Achmea neemt het standpunt in dat juist de bestuurder van de personenauto waarin [verzoekster] zat aansprakelijk is voor het ontstaan van het ongeval omdat hij de verplichting om voorrang te verlenen aan de bus, die van rechts kwam, niet is nagekomen. Achmea is daarnaast van mening dat het ongeval ook niet mede te wijten is aan het rijgedrag van de buschauffeur. Dat de bus met een snelheid van 70 km per uur gereden zou hebben, zoals [verzoekster] ter gelegenheid van het voorlopig getuigenverhoor heeft verklaard, acht Achmea volstrekt onwaarschijnlijk. De bus was nog gestopt bij een bushalte op de Prinses Margrietlaan en na die halte is een snelheidsremmende wegversmalling aangebracht. Ook stonden er auto’s geparkeerd, zowel in parkeervakken aan de rechterkant van de weg als ook op de weg aan de linkerkant. De buschauffeur heeft ter gelegenheid van het tegenverhoor verklaard dat hij met een snelheid tussen de 30 à 35 km per uur reed. Dit is niet onrechtmatig.
Verder wijst Achmea er nog op dat de buschauffeur niet alleen oog moet hebben voor het verkeer maar ook voor zijn passagiers, reden waarom het kijken in de binnenspiegel binnen de zorgplicht van de chauffeur past.

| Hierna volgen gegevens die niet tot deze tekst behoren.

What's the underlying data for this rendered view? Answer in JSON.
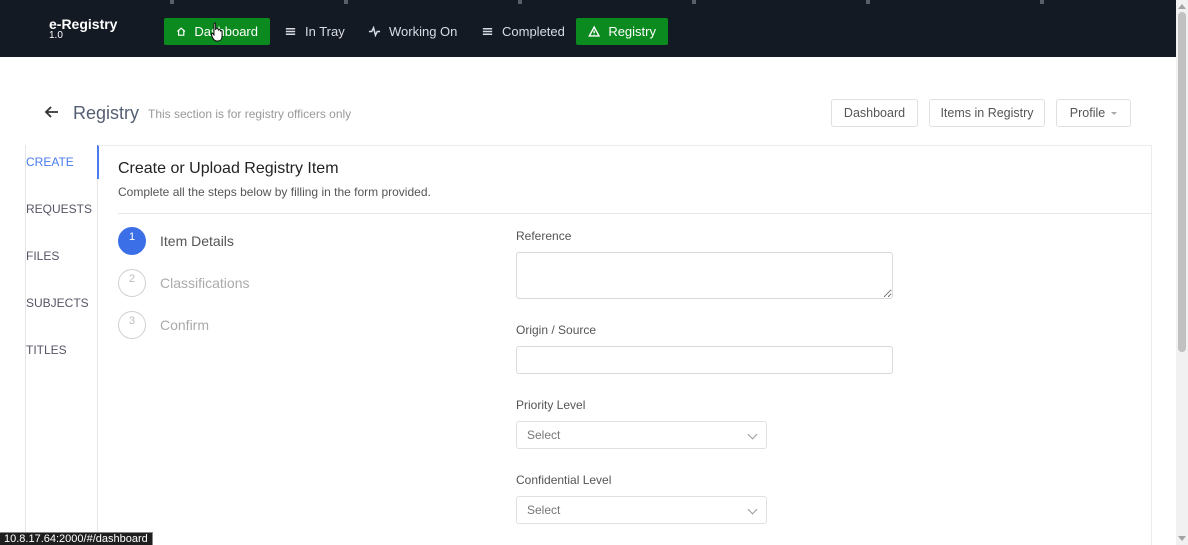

Verder is het een gebruikelijke manoeuvre om de bus vlak voor de kruising met de Hoge Kanje al iets naar links te manoeuvreren om door de wegversmalling na de kruising met de Hoge Kanje te kunnen rijden. De bus moet daarvoor in een rechte lijn voor de wegversmalling worden gebracht. Dit vindt de deskundige ook. De bus heeft niet te veel links gereden, maar juist de personenauto waarin [verzoekster] zat: daarmee werd om een geparkeerde auto heen gereden. Ook twee personenauto’s kunnen elkaar niet of nauwelijks passeren als er een geparkeerde auto op de weg staat, laat staan dat een bus en een personenauto elkaar kunnen passeren. Daarom betwist Achmea het causaal verband tussen de positie van de bus op de weg en het ontstaan van het ongeval: ook al zou de bus volledig rechts van de weg hebben gereden dan nog zou de aanrijding volgens Achmea een feit zijn geweest.

4.5.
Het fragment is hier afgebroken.